Hans writes
"if people had not deluded themselves into ignoring obvious risks, they would have put more realistic calculations in their spreadsheets, resulting in better judgment that would, AFAIK, have prevented the credit crisis"
Hans is not alone in making this kind of assertion, which appears to be largely based on an optimistic belief in the power of technology to solve problems. But my understanding of economics is that it is a pessimistic (or "dismal") science, in which periodic crises are pretty much unavoidable. Like forest fires or domestic arguments, they can be delayed or suppressed for a while, but that simply makes them bigger when they eventually break out. Certain politicians claimed that "we will never return to the old boom and bust" but, as we now discover, presided over a much larger boom and bust [Channel Four News]. The idea that there is any technocratic solution to fundamental economic problems seems like hubris.
I am also worried by Hans' appeal to "better judgement". Of course we'd all like to think that SOA produces better judgements, so I tried looking for evidence of this, but an internet search for "SOA" and "better judgement" mostly found pages in which the words "better judgement" were preceded by the words "against" or "despite". Oh dear.

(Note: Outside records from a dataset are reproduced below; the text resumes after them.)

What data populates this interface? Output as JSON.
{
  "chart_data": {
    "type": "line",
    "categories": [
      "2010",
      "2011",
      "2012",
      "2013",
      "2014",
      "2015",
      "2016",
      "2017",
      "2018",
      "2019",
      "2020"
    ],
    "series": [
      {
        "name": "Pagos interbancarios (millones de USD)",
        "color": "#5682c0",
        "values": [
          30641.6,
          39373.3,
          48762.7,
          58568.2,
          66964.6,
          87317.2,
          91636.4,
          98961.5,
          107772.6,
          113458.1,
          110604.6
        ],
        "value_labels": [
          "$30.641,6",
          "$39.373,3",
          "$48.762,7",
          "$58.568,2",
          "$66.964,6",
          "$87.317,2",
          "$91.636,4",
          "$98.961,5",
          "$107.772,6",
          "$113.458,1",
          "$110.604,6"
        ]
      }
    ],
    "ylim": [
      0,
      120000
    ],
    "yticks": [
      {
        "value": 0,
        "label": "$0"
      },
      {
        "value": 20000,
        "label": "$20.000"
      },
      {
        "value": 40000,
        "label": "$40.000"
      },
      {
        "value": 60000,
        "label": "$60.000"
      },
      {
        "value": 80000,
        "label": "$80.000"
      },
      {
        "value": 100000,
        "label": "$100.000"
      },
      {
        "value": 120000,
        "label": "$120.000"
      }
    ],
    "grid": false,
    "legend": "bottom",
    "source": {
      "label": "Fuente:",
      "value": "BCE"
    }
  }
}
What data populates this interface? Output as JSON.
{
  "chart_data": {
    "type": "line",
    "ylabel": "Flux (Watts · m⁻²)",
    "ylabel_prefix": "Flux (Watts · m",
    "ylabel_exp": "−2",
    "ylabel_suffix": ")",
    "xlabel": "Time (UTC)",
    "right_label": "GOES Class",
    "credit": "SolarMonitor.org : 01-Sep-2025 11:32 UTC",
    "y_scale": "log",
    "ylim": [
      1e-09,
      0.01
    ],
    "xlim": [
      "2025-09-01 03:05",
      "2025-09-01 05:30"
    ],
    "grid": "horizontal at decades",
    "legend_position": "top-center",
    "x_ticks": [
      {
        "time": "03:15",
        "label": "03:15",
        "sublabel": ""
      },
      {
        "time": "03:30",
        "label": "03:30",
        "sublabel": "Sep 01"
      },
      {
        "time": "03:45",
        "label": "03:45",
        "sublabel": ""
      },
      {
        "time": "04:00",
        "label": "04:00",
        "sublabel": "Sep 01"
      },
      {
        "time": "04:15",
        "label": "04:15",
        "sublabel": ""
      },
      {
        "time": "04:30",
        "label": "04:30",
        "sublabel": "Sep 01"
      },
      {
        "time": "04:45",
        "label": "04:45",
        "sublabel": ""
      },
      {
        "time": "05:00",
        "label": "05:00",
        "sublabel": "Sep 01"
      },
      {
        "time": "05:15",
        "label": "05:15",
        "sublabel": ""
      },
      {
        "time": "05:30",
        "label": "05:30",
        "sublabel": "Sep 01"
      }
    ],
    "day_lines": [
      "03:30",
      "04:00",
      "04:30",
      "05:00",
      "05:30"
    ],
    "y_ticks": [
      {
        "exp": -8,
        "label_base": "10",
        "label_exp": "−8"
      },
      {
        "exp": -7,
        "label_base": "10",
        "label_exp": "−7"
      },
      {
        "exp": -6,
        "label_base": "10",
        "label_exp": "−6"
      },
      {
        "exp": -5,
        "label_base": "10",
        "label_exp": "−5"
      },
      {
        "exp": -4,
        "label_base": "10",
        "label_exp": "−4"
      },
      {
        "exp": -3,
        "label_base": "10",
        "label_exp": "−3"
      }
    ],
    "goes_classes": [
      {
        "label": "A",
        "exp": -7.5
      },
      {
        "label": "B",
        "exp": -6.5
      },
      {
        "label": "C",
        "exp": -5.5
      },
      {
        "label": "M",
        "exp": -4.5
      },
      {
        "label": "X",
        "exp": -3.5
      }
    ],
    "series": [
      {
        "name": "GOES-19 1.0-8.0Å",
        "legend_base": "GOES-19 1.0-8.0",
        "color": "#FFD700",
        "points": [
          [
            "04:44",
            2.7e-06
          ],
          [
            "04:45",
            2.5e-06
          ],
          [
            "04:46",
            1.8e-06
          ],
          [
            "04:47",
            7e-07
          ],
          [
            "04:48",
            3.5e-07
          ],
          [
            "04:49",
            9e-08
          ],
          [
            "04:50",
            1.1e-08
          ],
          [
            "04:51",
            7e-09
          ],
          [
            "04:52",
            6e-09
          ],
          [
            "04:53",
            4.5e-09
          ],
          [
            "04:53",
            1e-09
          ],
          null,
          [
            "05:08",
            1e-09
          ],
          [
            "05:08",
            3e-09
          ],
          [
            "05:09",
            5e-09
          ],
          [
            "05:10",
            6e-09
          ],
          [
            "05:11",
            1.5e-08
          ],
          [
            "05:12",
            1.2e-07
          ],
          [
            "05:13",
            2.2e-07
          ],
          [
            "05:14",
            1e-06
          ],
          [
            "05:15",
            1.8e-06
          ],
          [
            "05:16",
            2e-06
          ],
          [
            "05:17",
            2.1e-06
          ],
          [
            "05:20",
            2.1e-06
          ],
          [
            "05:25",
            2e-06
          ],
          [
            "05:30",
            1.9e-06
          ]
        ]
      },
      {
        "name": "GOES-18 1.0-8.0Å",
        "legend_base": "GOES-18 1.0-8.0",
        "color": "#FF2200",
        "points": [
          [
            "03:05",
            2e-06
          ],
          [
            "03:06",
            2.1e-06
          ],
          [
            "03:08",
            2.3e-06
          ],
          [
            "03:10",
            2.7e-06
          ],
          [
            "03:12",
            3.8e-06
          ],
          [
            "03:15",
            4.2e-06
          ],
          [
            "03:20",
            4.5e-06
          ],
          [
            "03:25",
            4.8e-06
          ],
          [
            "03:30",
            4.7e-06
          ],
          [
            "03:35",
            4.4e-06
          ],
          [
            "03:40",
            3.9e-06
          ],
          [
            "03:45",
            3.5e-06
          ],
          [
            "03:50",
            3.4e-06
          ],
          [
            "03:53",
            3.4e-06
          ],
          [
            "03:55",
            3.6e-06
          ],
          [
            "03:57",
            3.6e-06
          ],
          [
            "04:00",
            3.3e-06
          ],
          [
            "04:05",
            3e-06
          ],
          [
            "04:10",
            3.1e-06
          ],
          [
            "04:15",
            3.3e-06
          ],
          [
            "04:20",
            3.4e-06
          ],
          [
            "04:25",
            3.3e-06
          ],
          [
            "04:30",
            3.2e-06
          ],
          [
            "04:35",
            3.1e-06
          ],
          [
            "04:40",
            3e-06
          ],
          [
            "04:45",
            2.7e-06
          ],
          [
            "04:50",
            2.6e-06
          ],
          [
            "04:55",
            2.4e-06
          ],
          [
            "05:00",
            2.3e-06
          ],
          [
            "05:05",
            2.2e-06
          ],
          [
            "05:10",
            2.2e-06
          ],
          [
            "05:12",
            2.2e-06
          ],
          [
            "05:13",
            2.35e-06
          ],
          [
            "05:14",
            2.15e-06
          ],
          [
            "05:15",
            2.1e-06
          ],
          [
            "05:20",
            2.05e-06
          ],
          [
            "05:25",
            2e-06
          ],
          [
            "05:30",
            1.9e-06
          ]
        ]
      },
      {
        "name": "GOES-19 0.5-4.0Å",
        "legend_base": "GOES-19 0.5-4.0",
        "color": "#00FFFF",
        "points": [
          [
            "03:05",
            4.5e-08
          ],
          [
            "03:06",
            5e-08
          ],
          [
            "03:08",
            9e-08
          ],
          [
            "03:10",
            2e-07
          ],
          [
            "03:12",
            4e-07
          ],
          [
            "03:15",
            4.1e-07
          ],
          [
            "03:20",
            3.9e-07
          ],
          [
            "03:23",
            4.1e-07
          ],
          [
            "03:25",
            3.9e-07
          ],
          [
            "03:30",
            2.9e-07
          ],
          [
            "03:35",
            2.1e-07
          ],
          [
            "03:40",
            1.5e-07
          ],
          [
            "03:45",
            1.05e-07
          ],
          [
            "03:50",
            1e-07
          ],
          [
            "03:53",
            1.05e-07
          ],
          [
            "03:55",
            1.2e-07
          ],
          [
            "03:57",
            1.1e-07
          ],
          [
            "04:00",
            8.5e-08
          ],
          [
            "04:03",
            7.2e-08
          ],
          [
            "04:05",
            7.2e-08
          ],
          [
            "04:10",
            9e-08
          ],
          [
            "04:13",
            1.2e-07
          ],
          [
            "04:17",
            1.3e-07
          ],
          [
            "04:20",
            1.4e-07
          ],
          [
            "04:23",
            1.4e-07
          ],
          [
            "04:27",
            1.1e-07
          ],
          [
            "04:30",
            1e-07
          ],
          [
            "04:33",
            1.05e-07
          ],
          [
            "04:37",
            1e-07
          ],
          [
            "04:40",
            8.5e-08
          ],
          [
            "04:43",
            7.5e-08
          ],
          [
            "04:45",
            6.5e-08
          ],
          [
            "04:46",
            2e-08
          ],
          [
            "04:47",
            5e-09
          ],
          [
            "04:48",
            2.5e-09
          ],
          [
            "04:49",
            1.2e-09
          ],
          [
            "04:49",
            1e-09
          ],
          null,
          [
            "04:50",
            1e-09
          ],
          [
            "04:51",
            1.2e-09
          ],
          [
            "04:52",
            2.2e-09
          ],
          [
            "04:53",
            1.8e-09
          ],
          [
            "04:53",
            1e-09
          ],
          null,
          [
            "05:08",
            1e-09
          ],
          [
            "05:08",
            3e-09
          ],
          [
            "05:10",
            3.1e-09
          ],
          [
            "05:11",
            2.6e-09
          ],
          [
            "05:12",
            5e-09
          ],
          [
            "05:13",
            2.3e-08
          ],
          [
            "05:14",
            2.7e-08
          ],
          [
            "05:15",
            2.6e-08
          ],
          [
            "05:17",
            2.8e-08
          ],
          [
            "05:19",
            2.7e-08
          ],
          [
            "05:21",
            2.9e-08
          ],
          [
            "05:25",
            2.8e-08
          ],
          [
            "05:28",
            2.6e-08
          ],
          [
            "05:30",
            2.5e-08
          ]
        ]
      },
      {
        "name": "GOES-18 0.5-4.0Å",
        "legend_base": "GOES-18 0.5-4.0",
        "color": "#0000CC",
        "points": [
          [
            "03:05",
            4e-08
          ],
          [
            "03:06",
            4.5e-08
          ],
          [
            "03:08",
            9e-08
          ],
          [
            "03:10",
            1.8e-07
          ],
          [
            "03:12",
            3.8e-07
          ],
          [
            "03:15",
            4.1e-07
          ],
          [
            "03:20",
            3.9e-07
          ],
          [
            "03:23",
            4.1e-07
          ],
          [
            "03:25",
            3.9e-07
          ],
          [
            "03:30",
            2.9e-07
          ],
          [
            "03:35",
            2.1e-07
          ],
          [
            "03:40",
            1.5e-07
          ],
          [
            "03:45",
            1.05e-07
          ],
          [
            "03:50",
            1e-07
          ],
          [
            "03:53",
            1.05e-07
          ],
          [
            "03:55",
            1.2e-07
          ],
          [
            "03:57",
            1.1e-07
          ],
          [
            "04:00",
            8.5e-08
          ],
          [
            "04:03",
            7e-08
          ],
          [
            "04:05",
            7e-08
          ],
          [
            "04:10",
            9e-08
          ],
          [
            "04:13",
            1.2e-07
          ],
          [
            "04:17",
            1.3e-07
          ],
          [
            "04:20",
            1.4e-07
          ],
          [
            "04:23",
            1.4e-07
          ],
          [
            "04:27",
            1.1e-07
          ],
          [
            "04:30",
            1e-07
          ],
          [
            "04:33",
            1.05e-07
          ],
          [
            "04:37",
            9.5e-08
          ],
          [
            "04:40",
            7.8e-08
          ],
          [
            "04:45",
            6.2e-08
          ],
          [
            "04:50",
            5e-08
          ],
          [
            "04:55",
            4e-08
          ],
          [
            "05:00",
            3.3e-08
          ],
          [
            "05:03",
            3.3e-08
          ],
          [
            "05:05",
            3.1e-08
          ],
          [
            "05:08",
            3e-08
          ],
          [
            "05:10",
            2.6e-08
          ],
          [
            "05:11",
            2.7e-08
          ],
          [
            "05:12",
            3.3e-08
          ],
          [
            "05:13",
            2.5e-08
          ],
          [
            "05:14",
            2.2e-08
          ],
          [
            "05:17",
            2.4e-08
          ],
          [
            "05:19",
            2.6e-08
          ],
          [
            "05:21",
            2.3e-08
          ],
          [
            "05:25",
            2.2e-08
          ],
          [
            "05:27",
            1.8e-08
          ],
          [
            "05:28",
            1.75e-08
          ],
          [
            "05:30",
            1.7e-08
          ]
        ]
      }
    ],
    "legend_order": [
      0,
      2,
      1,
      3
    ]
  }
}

But even if SOA does produce better judgements, there is still a problem: better for whom? The service-oriented world is essentially a distributed one, with no central judge, no supreme court. So there is no fixed standard of value.
There was an interesting example just yesterday on a BBC Radio programme called More or Less. Paul Wilmott (described by the BBC as a "financial mathematics guru") explained how a typical bonus system motivates financial traders to copy one another in order to maximize their expected bonus, even though this inhibits portfolio diversification and therefore reduces the overall stability of the bank. So what counts as a better judgement for the trader does not necessarily count as better for the bank and its customers. If you provide better information to the trader, this may well help the trader maximize his bonus, but doesn't necessarily produce better results for anyone else. (The argument can also be found on Paul's blog, in a post called Science in Finance V: Diversification.)
Of course it's easy enough to see what the problem is here - it is that the bonus system is wrong. But if you design computer system improvements without considering the inevitable imperfections in human systems, you are very likely to get a nasty shock.
In any case, even if you had a bonus system that perfectly aligned the motivation of the trader with the interests of the bank, and even if you could produce a computer system that perfectly calculated the True Value of every asset in the world, traders wouldn't use these calculations because they wouldn't generate enough money. What traders really want is a recursive system that calculates what every other trader thinks the value is, in order to spot market movements a few moments before everyone else. But why would anyone expect the widespread possession of such systems to make the global economy any less unstable?
There are many possible positive contributions that SOA might make to the operation and supervision of complex trading systems. But if we want these systems to produce good results for the right people, we have to do some really hard systems thinking, and not just hope that speeding things up is going to solve all the problems.